A trend line break, where the price breaks through the trend line, is another trading technique.


(2) How Do We Trade Using A Trend Line ?

Two techniques are prevalent.

Enter when the price finds support or resistance at the trend line.

Enter when the price breaks through the trend line

Trend line as support or resistance

When a trend line is noticed and if it’s holding as either support or resistance, enter into the market once the price returns to it.


1 Short entry after the price finds resistance at the trend line

Two stop loss above the trend line

The above chart illustrates the trend line used as resistance and the price used to find an entry.

A stop loss is put on the other side of the trend line.

The size of the stop loss is based on the strategy involved.

Trend line break

This technique utilizes the actual breakout of the line, which regulates an entry.

Entering With A Trend Line Break Involves Two Methods.

Aggressive entry
Conservative entry

Aggressive Entry :

Enter as soon as the candles break out and close on the other side of the trend line.

1 Short entry after the price broke through the trend line to the downside
Two-stop loss is placed above the trend line
The illustration chart above depicts that the entry can be immediate as soon as the candles close on the other side of the trend line.
Stop-loss is placed on the other side of the trend.

Conservative Entry :


Number 1: Price breaks through the trend line to the downside
Number 2: Wait for the price to return to the trend line and find resistance.
Number 3: Sell Entry Once determined that the breakout is true, enter into a short entry
Number 4: Stop loss is placed above the trend line.
The chart above illustrates a trend line that has been broken after acting as support.
The price was then tested from the other side as resistance, further confirming that the breakout is expected to continue.



Nut Shell :

An overview of the lesson discussed so far.
Lines drawn at an angle above or below the price are trend lines.
They hint at the immediate trend and trace when a trend has changed.
They are also helpful as support and resistance by providing space to open and close positions.
Trend lines are drawn below the price in an uptrend.
Trend lines are drawn above the price in a downtrend.
A straight line must connect two lows in an uptrend.
A straight line must connect two highs in a downtrend.
At least three highs or lows should connect the trend line to make it valid.
The more times the price touches the trend line, the more valid it is.
Another trading technique is a trend line break, where the price breaks through the trend line.

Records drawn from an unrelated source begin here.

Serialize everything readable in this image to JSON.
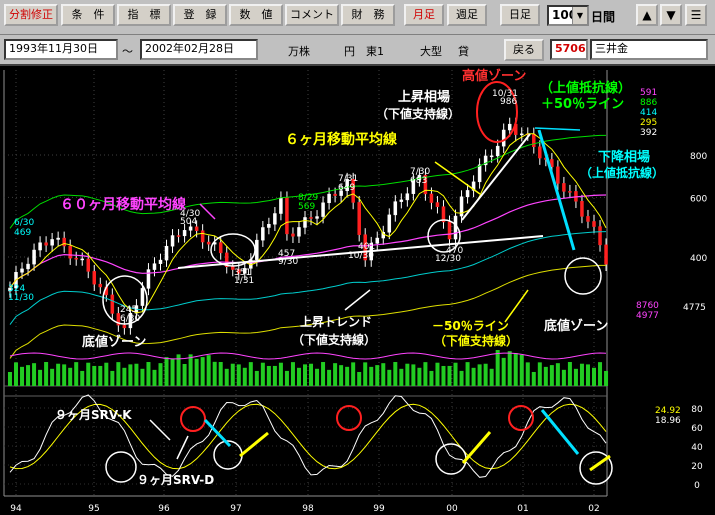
{
  "toolbar": {
    "buttons": [
      {
        "label": "分割修正",
        "red": true
      },
      {
        "label": "条　件",
        "red": false
      },
      {
        "label": "指　標",
        "red": false
      },
      {
        "label": "登　録",
        "red": false
      },
      {
        "label": "数　値",
        "red": false
      },
      {
        "label": "コメント",
        "red": false
      },
      {
        "label": "財　務",
        "red": false
      },
      {
        "label": "月足",
        "red": true
      },
      {
        "label": "週足",
        "red": false
      },
      {
        "label": "日足",
        "red": false
      }
    ],
    "period_value": "100",
    "period_unit": "日間",
    "up_arrow": "▲",
    "down_arrow": "▼",
    "menu_glyph": "☰"
  },
  "infobar": {
    "start_date": "1993年11月30日",
    "separator": "～",
    "end_date": "2002年02月28日",
    "unit_shares": "万株",
    "unit_yen": "円",
    "market": "東1",
    "size": "大型",
    "credit": "貸",
    "back_label": "戻る",
    "code": "5706",
    "name": "三井金"
  },
  "chart_data": {
    "type": "candlestick",
    "price_axis": {
      "ticks": [
        400,
        600,
        800
      ],
      "range": [
        230,
        1000
      ]
    },
    "upper_right_values": [
      {
        "text": "591",
        "color": "#ff44ff"
      },
      {
        "text": "886",
        "color": "#00ff00"
      },
      {
        "text": "414",
        "color": "#00ffff"
      },
      {
        "text": "295",
        "color": "#ffff00"
      },
      {
        "text": "392",
        "color": "#ffffff"
      }
    ],
    "volume_values": [
      {
        "text": "8760",
        "color": "#ff44ff"
      },
      {
        "text": "4977",
        "color": "#ff44ff"
      }
    ],
    "volume_axis_label": "4775",
    "osc_values": [
      {
        "text": "24.92",
        "color": "#ffff00"
      },
      {
        "text": "18.96",
        "color": "#ffffff"
      }
    ],
    "osc_axis": [
      "80",
      "60",
      "40",
      "20",
      "0"
    ],
    "x_ticks": [
      "94",
      "95",
      "96",
      "97",
      "98",
      "99",
      "00",
      "01",
      "02"
    ],
    "price_labels": [
      {
        "text": "324",
        "color": "#00ffff"
      },
      {
        "text": "11/30",
        "color": "#00ffff"
      },
      {
        "text": "6/30",
        "color": "#00ffff"
      },
      {
        "text": "469",
        "color": "#00ffff"
      },
      {
        "text": "245",
        "color": "#ffffff"
      },
      {
        "text": "6/30",
        "color": "#ffffff"
      },
      {
        "text": "4/30",
        "color": "#ffffff"
      },
      {
        "text": "504",
        "color": "#ffffff"
      },
      {
        "text": "351",
        "color": "#ffffff"
      },
      {
        "text": "1/31",
        "color": "#ffffff"
      },
      {
        "text": "457",
        "color": "#ffffff"
      },
      {
        "text": "9/30",
        "color": "#ffffff"
      },
      {
        "text": "8/29",
        "color": "#00ff00"
      },
      {
        "text": "569",
        "color": "#00ff00"
      },
      {
        "text": "7/31",
        "color": "#ffffff"
      },
      {
        "text": "649",
        "color": "#ffffff"
      },
      {
        "text": "401",
        "color": "#ffffff"
      },
      {
        "text": "10/30",
        "color": "#ffffff"
      },
      {
        "text": "7/30",
        "color": "#ffffff"
      },
      {
        "text": "683",
        "color": "#ffffff"
      },
      {
        "text": "470",
        "color": "#ffffff"
      },
      {
        "text": "12/30",
        "color": "#ffffff"
      },
      {
        "text": "10/31",
        "color": "#ffffff"
      },
      {
        "text": "986",
        "color": "#ffffff"
      }
    ],
    "annotations": [
      {
        "text": "高値ゾーン",
        "color": "#ff3030"
      },
      {
        "text": "（上値抵抗線）",
        "color": "#00ff00"
      },
      {
        "text": "＋50％ライン",
        "color": "#00ff00"
      },
      {
        "text": "上昇相場",
        "color": "#ffffff"
      },
      {
        "text": "（下値支持線）",
        "color": "#ffffff"
      },
      {
        "text": "６ヶ月移動平均線",
        "color": "#ffff00"
      },
      {
        "text": "下降相場",
        "color": "#00ffff"
      },
      {
        "text": "（上値抵抗線）",
        "color": "#00ffff"
      },
      {
        "text": "６０ヶ月移動平均線",
        "color": "#ff44ff"
      },
      {
        "text": "上昇トレンド",
        "color": "#ffffff"
      },
      {
        "text": "（下値支持線）",
        "color": "#ffffff"
      },
      {
        "text": "－50％ライン",
        "color": "#ffff00"
      },
      {
        "text": "（下値支持線）",
        "color": "#ffff00"
      },
      {
        "text": "底値ゾーン",
        "color": "#ffffff"
      },
      {
        "text": "底値ゾーン",
        "color": "#ffffff"
      },
      {
        "text": "９ヶ月SRV-K",
        "color": "#ffffff"
      },
      {
        "text": "９ヶ月SRV-D",
        "color": "#ffffff"
      }
    ],
    "key_prices": [
      {
        "date": "1993-11",
        "price": 324
      },
      {
        "date": "1994-06",
        "price": 469
      },
      {
        "date": "1995-06",
        "price": 245
      },
      {
        "date": "1996-04",
        "price": 504
      },
      {
        "date": "1997-01",
        "price": 351
      },
      {
        "date": "1997-09",
        "price": 457
      },
      {
        "date": "1997-08",
        "price": 569
      },
      {
        "date": "1998-07",
        "price": 649
      },
      {
        "date": "1998-10",
        "price": 401
      },
      {
        "date": "1999-07",
        "price": 683
      },
      {
        "date": "1999-12",
        "price": 470
      },
      {
        "date": "2000-10",
        "price": 986
      },
      {
        "date": "2002-02",
        "price": 392
      }
    ]
  }
}
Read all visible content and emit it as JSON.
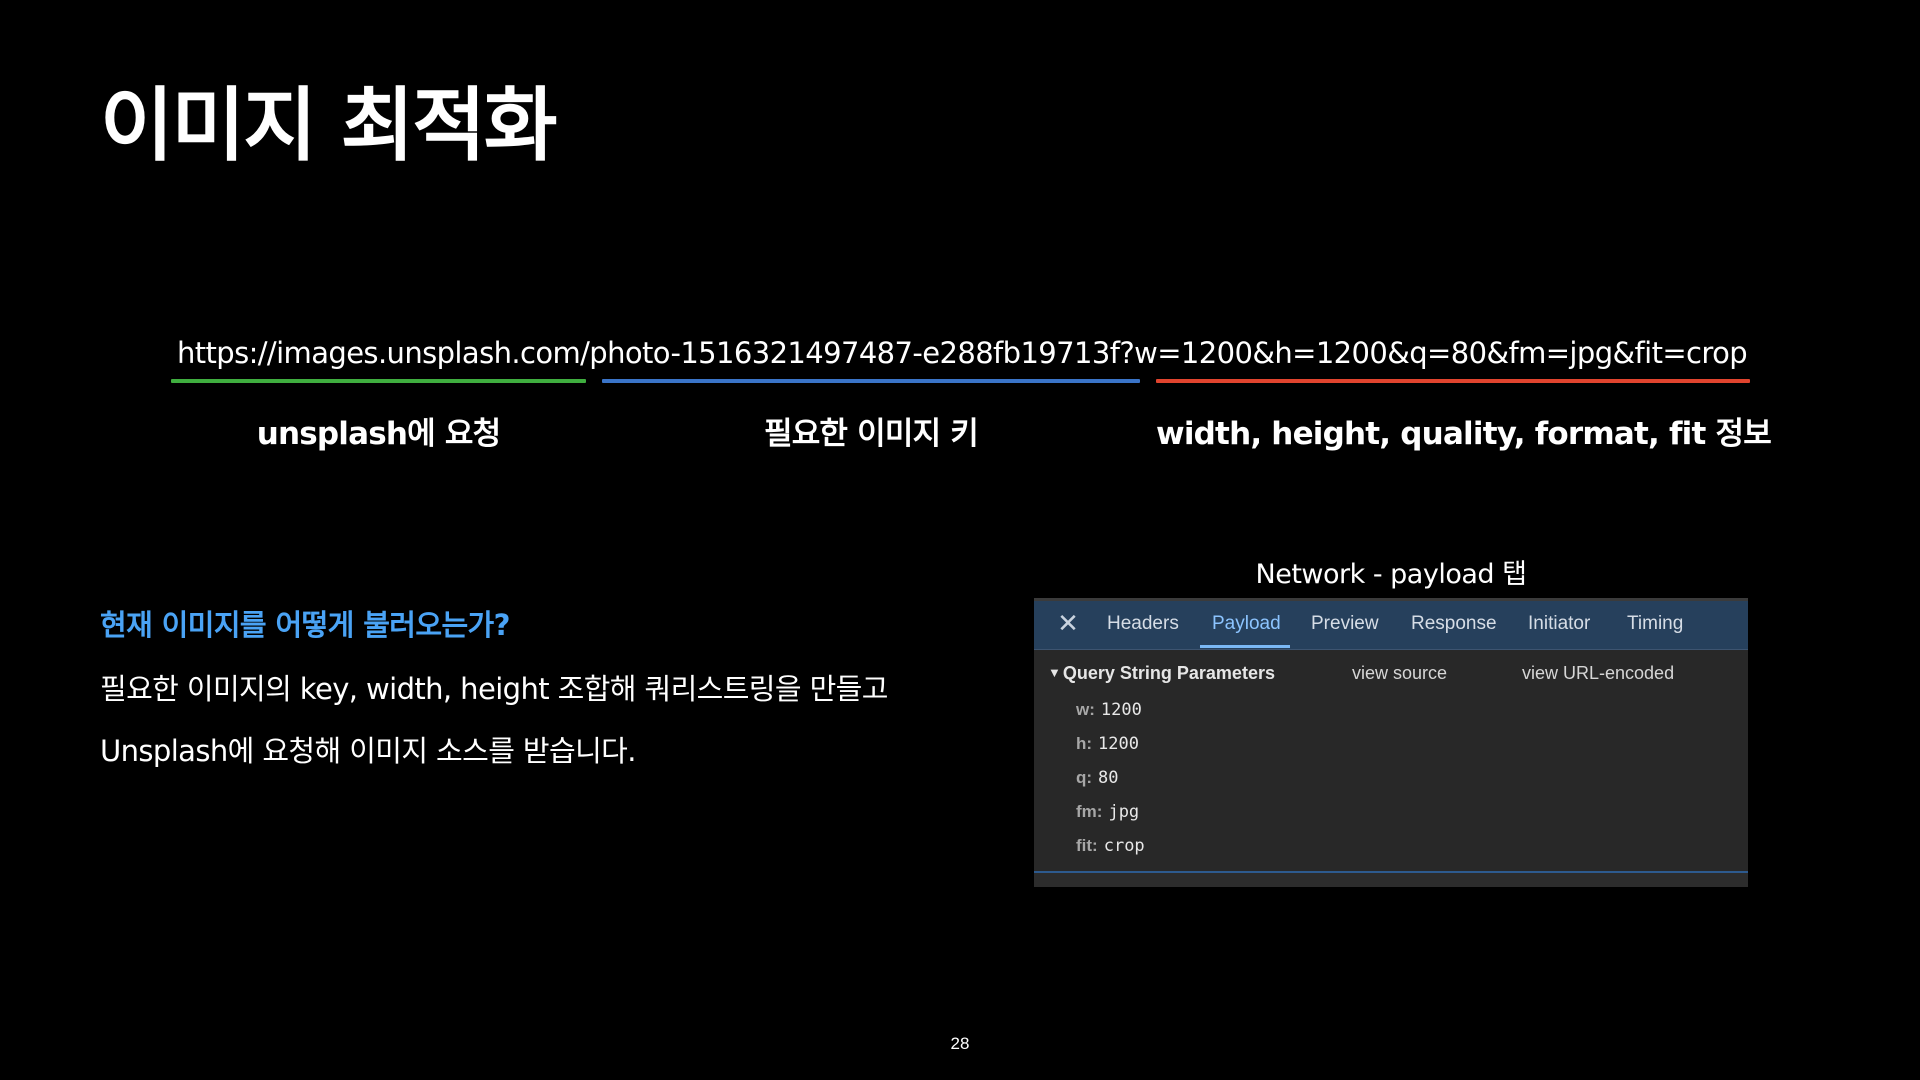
{
  "slide": {
    "title": "이미지 최적화",
    "page_number": "28"
  },
  "url": {
    "full": "https://images.unsplash.com/photo-1516321497487-e288fb19713f?w=1200&h=1200&q=80&fm=jpg&fit=crop",
    "segments": [
      {
        "label": "unsplash에 요청",
        "color": "#3fae3f"
      },
      {
        "label": "필요한 이미지 키",
        "color": "#3a74c8"
      },
      {
        "label": "width, height, quality, format, fit 정보",
        "color": "#e0442e"
      }
    ]
  },
  "explanation": {
    "question": "현재 이미지를 어떻게 불러오는가?",
    "line1": "필요한 이미지의 key, width, height 조합해 쿼리스트링을 만들고",
    "line2": "Unsplash에 요청해 이미지 소스를 받습니다."
  },
  "devtools": {
    "caption": "Network - payload 탭",
    "close_icon": "close-icon",
    "tabs": [
      {
        "label": "Headers",
        "active": false
      },
      {
        "label": "Payload",
        "active": true
      },
      {
        "label": "Preview",
        "active": false
      },
      {
        "label": "Response",
        "active": false
      },
      {
        "label": "Initiator",
        "active": false
      },
      {
        "label": "Timing",
        "active": false
      }
    ],
    "section_title": "Query String Parameters",
    "view_source": "view source",
    "view_url_encoded": "view URL-encoded",
    "params": [
      {
        "key": "w:",
        "value": "1200"
      },
      {
        "key": "h:",
        "value": "1200"
      },
      {
        "key": "q:",
        "value": "80"
      },
      {
        "key": "fm:",
        "value": "jpg"
      },
      {
        "key": "fit:",
        "value": "crop"
      }
    ],
    "colors": {
      "tabbar": "#26405c",
      "active_tab": "#8cc4ff",
      "panel": "#282828"
    }
  }
}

(3) How Do We Trade With Fibonacci Levels?

Before discussing this lesson, we need a prior understanding of support and resistance.
‘Fibonacci' refers to a tool that measures the size of a price move and then places support and resistance levels horizontally on a price chart.
The support and resistance levels are known as "Fibonacci levels."

These levels are used to make trading decisions in the usual way as normal horizontal support and resistance levels.


How To Set Up Fibonacci Retracement Levels In Meta Trader 4 (Or) Ami Broker Chart?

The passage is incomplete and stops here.